AMMAN, Jordan – Al-Qaida claimed that a squad of four Iraqi suicide bombers, including a husband and wife, carried out the Amman attacks with explosive belts after carefully staking out the hotels for a month. Jordan interrogated 12 suspects Friday who may have helped them.
The terror group’s Iraqi branch issued its third Internet statement since Wednesday’s nearly simultaneous attacks, saying the four Iraqis had the Radisson SAS, Grand Hyatt and Days Inn hotels under surveillance “to achieve greater accuracy in hitting the target.”
It was believed to be the first time a married couple had carried out a suicide attack. The couple bombed the Days Inn after the woman “chose to accompany her husband to his martyrdom,” the statement said.
Jordanian officials have found the remains of three males believed to be the attackers, but could not confirm that a woman had been involved. Police were scouring footage from hotel security cameras, and forensic experts were analyzing the severed head of a woman discovered at one hotel.
The Days Inn explosion happened outside the hotel after the bombers’ car was unable to cross a protective barrier. As a result, the casualties at the Days Inn were not as extensive as at the Hyatt and Radisson.
In its latest statement, al-Qaida said the bombings were carried out in response to “the conspiracy against the Sunnis,” referring to the Muslim Arab group favored under Saddam Hussein’s regime and now believed to form the core of the Iraqi insurgency.

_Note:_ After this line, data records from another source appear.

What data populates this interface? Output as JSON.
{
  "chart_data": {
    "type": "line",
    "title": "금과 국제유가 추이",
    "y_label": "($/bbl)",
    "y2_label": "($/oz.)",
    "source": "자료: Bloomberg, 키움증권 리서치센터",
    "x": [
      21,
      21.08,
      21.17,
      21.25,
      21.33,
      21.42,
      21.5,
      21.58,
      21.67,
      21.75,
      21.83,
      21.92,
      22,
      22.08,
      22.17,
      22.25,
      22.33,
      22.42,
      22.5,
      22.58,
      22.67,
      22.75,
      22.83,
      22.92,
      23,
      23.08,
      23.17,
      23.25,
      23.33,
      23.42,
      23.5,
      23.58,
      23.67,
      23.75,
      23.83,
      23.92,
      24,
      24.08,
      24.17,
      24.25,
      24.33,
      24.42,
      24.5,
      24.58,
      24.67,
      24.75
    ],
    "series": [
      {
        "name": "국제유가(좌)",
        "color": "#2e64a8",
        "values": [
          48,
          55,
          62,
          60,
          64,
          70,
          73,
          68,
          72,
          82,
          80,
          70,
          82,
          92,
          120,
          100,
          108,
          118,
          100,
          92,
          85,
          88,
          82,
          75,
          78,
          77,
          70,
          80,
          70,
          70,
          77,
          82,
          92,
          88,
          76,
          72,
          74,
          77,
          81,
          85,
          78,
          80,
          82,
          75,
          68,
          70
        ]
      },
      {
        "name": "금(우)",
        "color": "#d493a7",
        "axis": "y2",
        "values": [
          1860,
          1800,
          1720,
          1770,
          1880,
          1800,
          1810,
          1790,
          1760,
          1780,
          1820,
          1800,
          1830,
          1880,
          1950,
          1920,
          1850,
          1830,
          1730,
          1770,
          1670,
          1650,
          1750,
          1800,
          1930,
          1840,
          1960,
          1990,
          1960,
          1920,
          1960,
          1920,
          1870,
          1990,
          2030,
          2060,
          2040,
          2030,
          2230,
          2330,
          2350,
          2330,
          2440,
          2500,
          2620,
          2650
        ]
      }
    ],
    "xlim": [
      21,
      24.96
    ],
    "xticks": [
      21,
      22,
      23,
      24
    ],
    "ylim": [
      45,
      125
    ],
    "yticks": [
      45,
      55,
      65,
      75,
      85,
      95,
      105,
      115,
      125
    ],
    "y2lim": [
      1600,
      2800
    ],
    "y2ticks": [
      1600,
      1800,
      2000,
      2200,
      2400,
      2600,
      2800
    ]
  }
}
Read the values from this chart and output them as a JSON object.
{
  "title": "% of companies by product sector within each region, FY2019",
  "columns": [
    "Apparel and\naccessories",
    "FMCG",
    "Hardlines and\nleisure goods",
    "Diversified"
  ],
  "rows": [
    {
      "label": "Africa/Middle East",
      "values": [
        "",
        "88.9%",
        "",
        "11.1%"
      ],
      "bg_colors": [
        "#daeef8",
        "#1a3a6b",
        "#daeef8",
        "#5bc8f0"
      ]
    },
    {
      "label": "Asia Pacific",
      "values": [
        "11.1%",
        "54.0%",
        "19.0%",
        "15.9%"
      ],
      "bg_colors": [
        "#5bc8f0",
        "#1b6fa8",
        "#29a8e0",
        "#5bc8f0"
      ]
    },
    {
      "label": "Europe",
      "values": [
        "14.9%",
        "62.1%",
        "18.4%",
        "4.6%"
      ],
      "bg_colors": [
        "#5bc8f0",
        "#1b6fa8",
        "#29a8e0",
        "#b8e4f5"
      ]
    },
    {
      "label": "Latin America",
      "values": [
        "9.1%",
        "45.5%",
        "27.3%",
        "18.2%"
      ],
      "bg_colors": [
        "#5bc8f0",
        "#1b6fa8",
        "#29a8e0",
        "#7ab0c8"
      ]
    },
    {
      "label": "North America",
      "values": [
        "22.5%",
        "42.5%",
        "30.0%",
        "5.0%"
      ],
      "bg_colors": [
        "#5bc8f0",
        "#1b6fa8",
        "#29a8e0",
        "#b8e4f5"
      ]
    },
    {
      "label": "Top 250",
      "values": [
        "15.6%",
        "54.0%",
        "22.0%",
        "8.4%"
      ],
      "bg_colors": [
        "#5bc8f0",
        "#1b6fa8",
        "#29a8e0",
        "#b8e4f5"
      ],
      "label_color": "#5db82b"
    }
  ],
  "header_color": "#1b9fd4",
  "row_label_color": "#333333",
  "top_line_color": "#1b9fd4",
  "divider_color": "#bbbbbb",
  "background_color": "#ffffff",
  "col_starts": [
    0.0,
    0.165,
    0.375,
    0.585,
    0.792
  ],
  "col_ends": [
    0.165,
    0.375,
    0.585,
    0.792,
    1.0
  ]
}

Authorities have not said with certainty that Iraqis were involved, only that one of the bombers had an Iraqi accent. But there have been indications – including a letter this year from Osama bin Laden’s top deputy – that al-Qaida in Iraq leader Abu Musab al-Zarqawi wants to extend his group’s influence beyond Iraq.
From the capital, Amman, to the northeastern industrial town of Zarqa, the birthplace of al-Zarqawi, thousands of Jordanians vented their fury for the second straight day and called for the terror group leader’s death.
“Al-Zarqawi is rejected by everybody in Zarqa, even by his family members,” said Mohammed al-Sharaa, a neighbor of the al-Qaida in Iraq leader’s clan in Zarqa.
Many of the 400,000 Iraqis living in Jordan joined the protests and called for punishing anyone involved in the attacks.
Police have detained more than 120 people, including Iraqis and Jordanians, in the manhunt for anyone who might have helped the bombers. Among those in custody were 12 people, including Jordanians, regarded by investigators as suspects, Deputy Prime Minister Marwan Muasher said.
Al-Zarqawi, who has been sentenced to death in absentia in Jordan for terror crimes, is believed to have trained more than 100 Iraqi militants to carry out suicide bombings in Iraq and possibly elsewhere in the Middle East.
“There is tremendous outrage by the Jordanian public that these people have targeted just innocent people,” King Abdullah II told CNN. “And I can tell you that we Jordanians, we get mad and we get even, and these people will be brought to justice.”